The domestic producers have accused importers — who have close commercial ties with China — of exaggerating their industry’s hardships to try to sway the Biden administration and preserve profit margins that stem from unfairly priced imports.
“If you have a supply chain that depends on dumped and subsidized imports, then you’ve got a problem with your supply chain,” said Scott Paul, the president of the Alliance for American Manufacturing.
“We’re getting dependent on hostile countries without sufficient domestic production to ensure against price hikes and supply shocks,” said Michael Stumo, CEO of Coalition for a Prosperous America, a nonprofit group that promotes domestic manufacturing. “Whether it’s medicine, or PPE, or solar panels, you’ve got to have domestic production.”
Some critics also said the legal rationale for the White House’s moves was specious, arguing that the administration was effectively declaring a state of emergency because of the consequences of its own trade laws.
Scott Lincicome, a trade policy expert at the Cato Institute, a libertarian think tank, said that the administration’s actions seemed to be “quite the stretch of the statute.”
In a letter late last month, Sens. Sherrod Brown, D-Ohio, and Bob Casey, D-Pa., complained that solar importers had spent “millions of dollars on advertising and lobbying to urge political interference in the trade enforcement process.” Biden administration officials had previously said that the Commerce Department’s inquiry was immune to political interference, describing it as “quasi-judicial” and “apolitical.”
Solar tariffs have been a source of contention for decades, but they have taken on renewed importance in recent years as the consequences of climate change became more apparent. Chinese companies have expanded internationally, allowing them to continue to ship products to the U.S., while American companies have struggled to compete.
The global solar industry’s dependence on China has complicated the Biden administration’s efforts to ban products linked with forced labor in Xinjiang, the northwest region where U.S. officials say Chinese authorities have detained more than 1 million Uyghurs and other minorities. Xinjiang is a major producer of polysilicon, the raw material for solar panels.

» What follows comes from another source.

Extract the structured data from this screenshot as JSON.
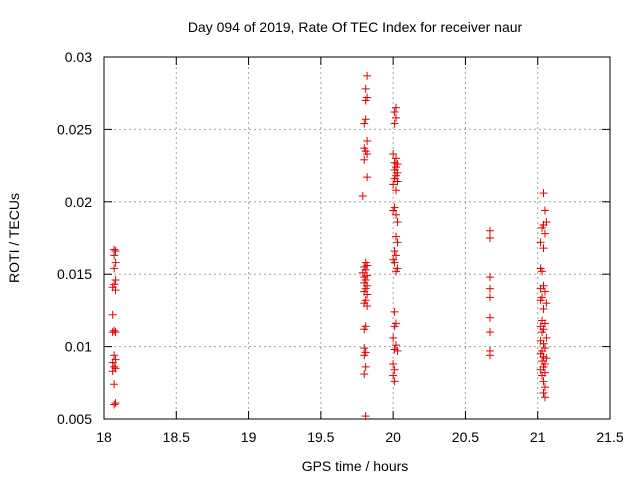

Solar importers complained that a ban last year on solar raw materials made with forced labor by Hoshine Silicon Industry temporarily halted billions of dollars of U.S. projects, as companies struggled to produce documentation to customs officials to prove that neither they nor their suppliers were obtaining material from Hoshine.
After the Russia invasion of Ukraine in February, high gasoline prices have also impeded a broader desire to push the country away from oil and left Biden asking oil-producing nations in the Middle East and beyond to ramp up production.
White House officials said Monday that Biden would sign a suite of directives meant to increase the domestic development of low-emission energy technologies. He is set to make it easier for domestic suppliers to sell solar systems to the federal government. And he will order the Department of Energy to use the Defense Production Act to “rapidly expand American manufacturing” of solar panel parts, building insulation, heat pumps, power grid infrastructure and fuel cells, the administration said in a fact sheet.